Israel has flatly stated its opposition to the sale of Lockheed Martin F-35 fighters to the United Arab Emirates, despite the recent normalisation of diplomatic relations between the two countries.
“The historic peace agreement between Israel and the United Arab Emirates did not include Israel’s consent to any arms deal whatsoever between the United States and the UAE,” says Israel’s prime minister’s office (PMO).
“From the outset, Prime Minister Benjamin Netanyahu has opposed the sale of F-35s and other advanced weaponry to any country in the Middle East, including Arab countries that have peace agreements with the State of Israel.”
In recent high-level diplomatic exchanges with US officials, Israel says that it has underscored its opposition to the sale of “F-35s and other advanced weaponry to any country in the Middle East, including those with peace agreements with Israel.”

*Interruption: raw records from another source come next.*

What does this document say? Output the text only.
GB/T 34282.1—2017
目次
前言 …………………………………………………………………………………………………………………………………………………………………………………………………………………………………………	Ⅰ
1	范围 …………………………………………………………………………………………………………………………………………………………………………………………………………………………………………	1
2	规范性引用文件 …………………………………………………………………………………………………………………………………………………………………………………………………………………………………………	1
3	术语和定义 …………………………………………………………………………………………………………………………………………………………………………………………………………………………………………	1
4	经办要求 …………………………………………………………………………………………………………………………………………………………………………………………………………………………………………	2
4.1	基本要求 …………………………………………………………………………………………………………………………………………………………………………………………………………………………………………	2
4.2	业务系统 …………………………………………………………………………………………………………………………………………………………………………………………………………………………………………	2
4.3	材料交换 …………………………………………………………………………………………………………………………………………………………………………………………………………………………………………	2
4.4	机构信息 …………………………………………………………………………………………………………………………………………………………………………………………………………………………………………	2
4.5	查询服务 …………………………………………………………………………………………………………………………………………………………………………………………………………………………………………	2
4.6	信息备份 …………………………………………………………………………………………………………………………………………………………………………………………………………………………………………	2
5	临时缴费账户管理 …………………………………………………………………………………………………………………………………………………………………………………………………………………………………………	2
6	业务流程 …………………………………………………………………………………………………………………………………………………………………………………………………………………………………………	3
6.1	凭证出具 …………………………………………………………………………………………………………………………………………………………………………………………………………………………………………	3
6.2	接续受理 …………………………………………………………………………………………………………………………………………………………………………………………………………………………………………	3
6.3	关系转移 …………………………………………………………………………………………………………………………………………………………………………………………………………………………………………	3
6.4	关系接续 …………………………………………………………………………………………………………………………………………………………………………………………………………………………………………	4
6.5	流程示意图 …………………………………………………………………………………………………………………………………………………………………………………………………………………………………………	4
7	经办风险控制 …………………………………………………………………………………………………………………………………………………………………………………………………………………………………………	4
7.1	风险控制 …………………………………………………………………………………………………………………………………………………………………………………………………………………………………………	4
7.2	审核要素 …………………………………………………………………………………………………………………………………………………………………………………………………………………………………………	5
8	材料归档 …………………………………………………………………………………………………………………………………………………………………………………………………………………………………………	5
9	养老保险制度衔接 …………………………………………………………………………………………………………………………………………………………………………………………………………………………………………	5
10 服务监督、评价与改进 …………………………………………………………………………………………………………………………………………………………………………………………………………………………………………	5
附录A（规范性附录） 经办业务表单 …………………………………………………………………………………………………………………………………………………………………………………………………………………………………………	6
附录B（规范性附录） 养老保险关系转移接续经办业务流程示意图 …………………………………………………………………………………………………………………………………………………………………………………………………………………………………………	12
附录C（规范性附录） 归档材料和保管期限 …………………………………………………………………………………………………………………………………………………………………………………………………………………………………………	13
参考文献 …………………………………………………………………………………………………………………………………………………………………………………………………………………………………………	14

“The peace agreement with the United Arab Emirates does not include any reference to arms sales and the US has made it clear that it will always take strict care to maintain Israel’s qualitative edge,” says the PMO.
The statement appears to be in response to media reports suggesting the renewed possibility of an F-35 sale to Abu Dhabi.
In 2017, the US government said it had held preliminary discussions with Abu Dhabi about a potential sale of the F-35, but subsequently backed away from any potential deal, instead focusing on upgrading the UAE’s fleet of Lockheed F-16 Block 60 fighters.
Israel is a major operator of US defence equipment and is the only Middle East operator of the F-35. Cirium fleets data indicates that its air force inventory contains 21 F-35I ‘Adir’ fighters, with commitments for an additional 23 examples.
Arab countries also operate a range of western combat aircraft.